黎鹤正全神盯着录像里老艺人一个转身的角度,和壁刻上的线条较劲,一个族人神色慌张地快步进来,打破了祠内的凝神气氛。
“少族长,诚伯!花国……花国又派人来了!这次是正儿八经的使者,送来了……这个。”
族人手里捧着一卷做工精致的卷轴,光滑的绢帛料子,边儿上滚着金线,跟巫族傩具的木糙质感截然不同,火漆印上混着花国国花和扭曲的傩面,那傩面纹路,跟游光缠上孩子时扭动的黑纹一模一样——都透着股要吞了咱傩戏传承的邪劲,好像花国和那邪祟,根本就是一路的。
一股糟糕透顶的预感瞬间攫住了黎鹤。他接过卷轴,入手沉甸甸,透着一股冰冷的、官家的味儿。巫诚和其他老艺人也立刻围了上来,脸上全是警惕和嫌恶。
黎鹤吸了口气,解开丝带,慢慢将卷轴展开。
绢帛上的字是用工整的官家文书体写的,词儿用得漂亮,甚至有点虚头巴脑。开头就是一串“促进文化交流”、“保护世界非物质文化遗产”、“共同繁荣”之类的门面话。
可核心内容却像藏在绸缎下面的刀子,又尖又冷:
“……鉴于巫族傩戏与我国‘花神祭’深厚的历史渊源及文化同源性,为推动傩戏这一古老艺术形式的保护与研究,我国文化司特此致函,诚挚提议与贵方建立‘傩文化深度合作机制’。”
“具体合作内容包括但不限于:贵方提供所有现存傩戏舞谱、唱词、仪式流程、面具制作工艺、服饰纹样等全套详细资料副本;开放所有相关祭祀场所供我方专家团队实地考察研究;并委派资深艺人赴我方进行‘教学交流’……”

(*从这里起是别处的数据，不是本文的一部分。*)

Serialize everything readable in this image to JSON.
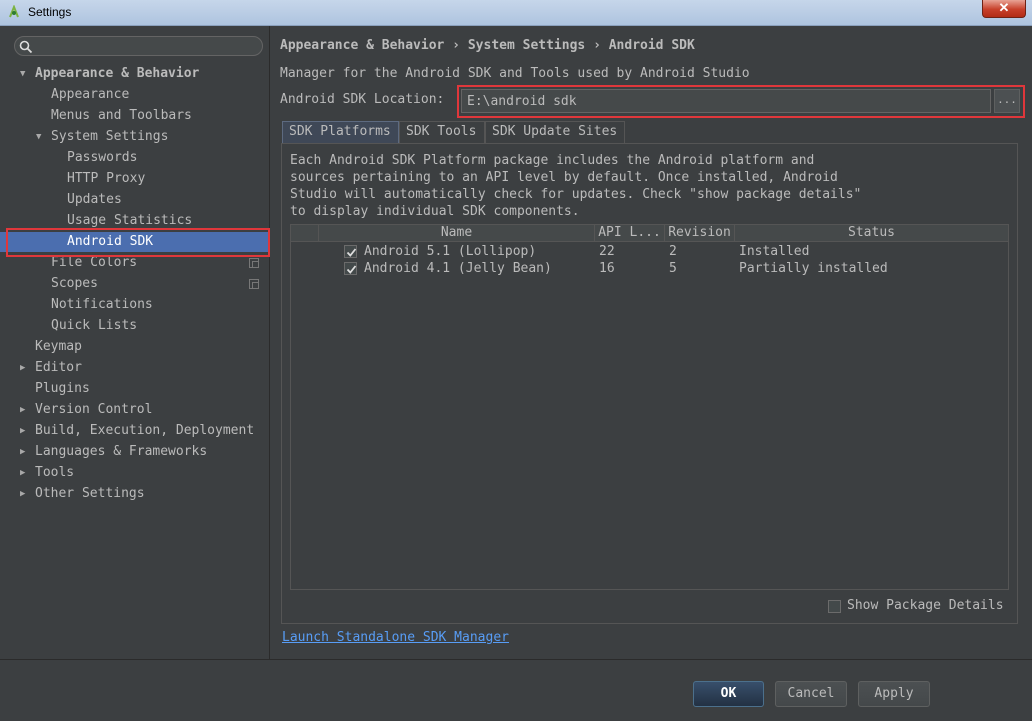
{
  "window": {
    "title": "Settings",
    "close_label": "✕"
  },
  "search": {
    "placeholder": ""
  },
  "tree": [
    {
      "label": "Appearance & Behavior",
      "level": 0,
      "expanded": true,
      "bold": true
    },
    {
      "label": "Appearance",
      "level": 1
    },
    {
      "label": "Menus and Toolbars",
      "level": 1
    },
    {
      "label": "System Settings",
      "level": 1,
      "expanded": true
    },
    {
      "label": "Passwords",
      "level": 2
    },
    {
      "label": "HTTP Proxy",
      "level": 2
    },
    {
      "label": "Updates",
      "level": 2
    },
    {
      "label": "Usage Statistics",
      "level": 2
    },
    {
      "label": "Android SDK",
      "level": 2,
      "selected": true
    },
    {
      "label": "File Colors",
      "level": 1,
      "copy_icon": true
    },
    {
      "label": "Scopes",
      "level": 1,
      "copy_icon": true
    },
    {
      "label": "Notifications",
      "level": 1
    },
    {
      "label": "Quick Lists",
      "level": 1
    },
    {
      "label": "Keymap",
      "level": 0
    },
    {
      "label": "Editor",
      "level": 0,
      "expanded": false
    },
    {
      "label": "Plugins",
      "level": 0
    },
    {
      "label": "Version Control",
      "level": 0,
      "expanded": false
    },
    {
      "label": "Build, Execution, Deployment",
      "level": 0,
      "expanded": false
    },
    {
      "label": "Languages & Frameworks",
      "level": 0,
      "expanded": false
    },
    {
      "label": "Tools",
      "level": 0,
      "expanded": false
    },
    {
      "label": "Other Settings",
      "level": 0,
      "expanded": false
    }
  ],
  "main": {
    "breadcrumb": "Appearance & Behavior › System Settings › Android SDK",
    "description": "Manager for the Android SDK and Tools used by Android Studio",
    "location_label": "Android SDK Location:",
    "location_value": "E:\\android sdk",
    "browse_label": "...",
    "tabs": [
      {
        "label": "SDK Platforms",
        "active": true
      },
      {
        "label": "SDK Tools"
      },
      {
        "label": "SDK Update Sites"
      }
    ],
    "platform_description": "Each Android SDK Platform package includes the Android platform and\nsources pertaining to an API level by default. Once installed, Android\nStudio will automatically check for updates. Check \"show package details\"\nto display individual SDK components.",
    "table": {
      "columns": [
        "Name",
        "API L...",
        "Revision",
        "Status"
      ],
      "rows": [
        {
          "checked": true,
          "name": "Android 5.1 (Lollipop)",
          "api": "22",
          "revision": "2",
          "status": "Installed"
        },
        {
          "checked": true,
          "name": "Android 4.1 (Jelly Bean)",
          "api": "16",
          "revision": "5",
          "status": "Partially installed"
        }
      ]
    },
    "show_package_details": "Show Package Details",
    "launch_link": "Launch Standalone SDK Manager"
  },
  "buttons": {
    "ok": "OK",
    "cancel": "Cancel",
    "apply": "Apply"
  },
  "colors": {
    "selection": "#4b6eaf",
    "highlight": "#e0373b",
    "link": "#589df6"
  }
}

“此举旨在汇聚双方智慧,共同完善申遗材料,确保傩戏能以其最完整、最辉煌的面貌成功入选世界非遗名录,此乃功在当代、利在千秋之盛事……”
“望贵方把握此次机遇,摒弃门户之见,于三日内给予明确答复。若蒙同意,你我双方皆大欢喜;若……”
后面的话变得含蓄,却塞满了不容拒绝的威胁,暗示要是巫族敢不答应,花国就“不得不采取必要措施以澄清文化源流”,并且“遗憾地看到傩戏申遗进程可能因贵方的不合作而受阻”。
通篇看着客气商量,实则字字霸道,图穷匕见!
这哪是合作,这是明抢!是要他们把千年传承的老底全交出去!一旦点头,巫族傩戏就彻底没了自个儿的名姓,只能变成花国“花神祭”的一个附庸,所有独到之处和说话的权利都会落到别人手里!
“欺人太甚!”一个老艺人气得浑身直抖,一把夺过绢帛,恨不得当场撕了,“想要我们交出全部家底?做梦!”

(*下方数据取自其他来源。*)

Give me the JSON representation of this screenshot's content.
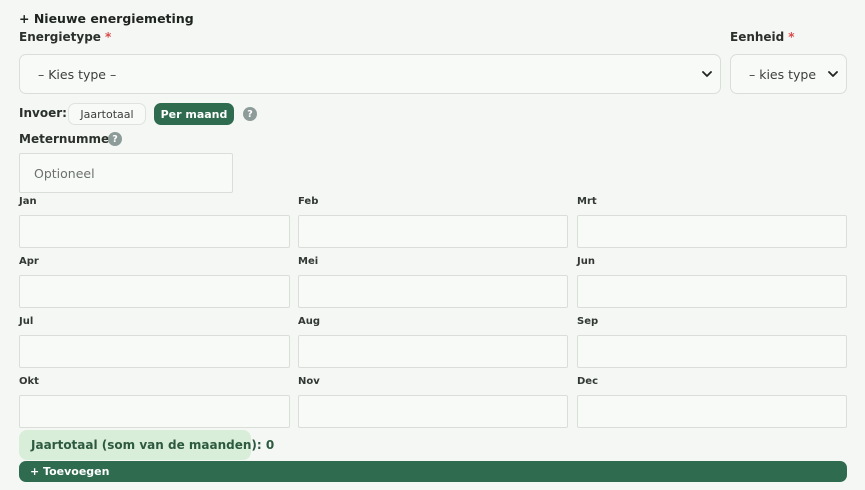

“连面具凿纹的祖传手法、衣服绣线的配色口诀都要!”老人捶胸顿足,手里攥着半块祖传的傩面具木坯,木坯上还留着他爹当年没凿完的半道‘开山傩’面纹,指节泛白,木刺都扎进掌心了也没知觉,“我爹当年教我时说,这手艺要传下去,不能断!他们这是要掘我们的祖坟,断我们的根啊!”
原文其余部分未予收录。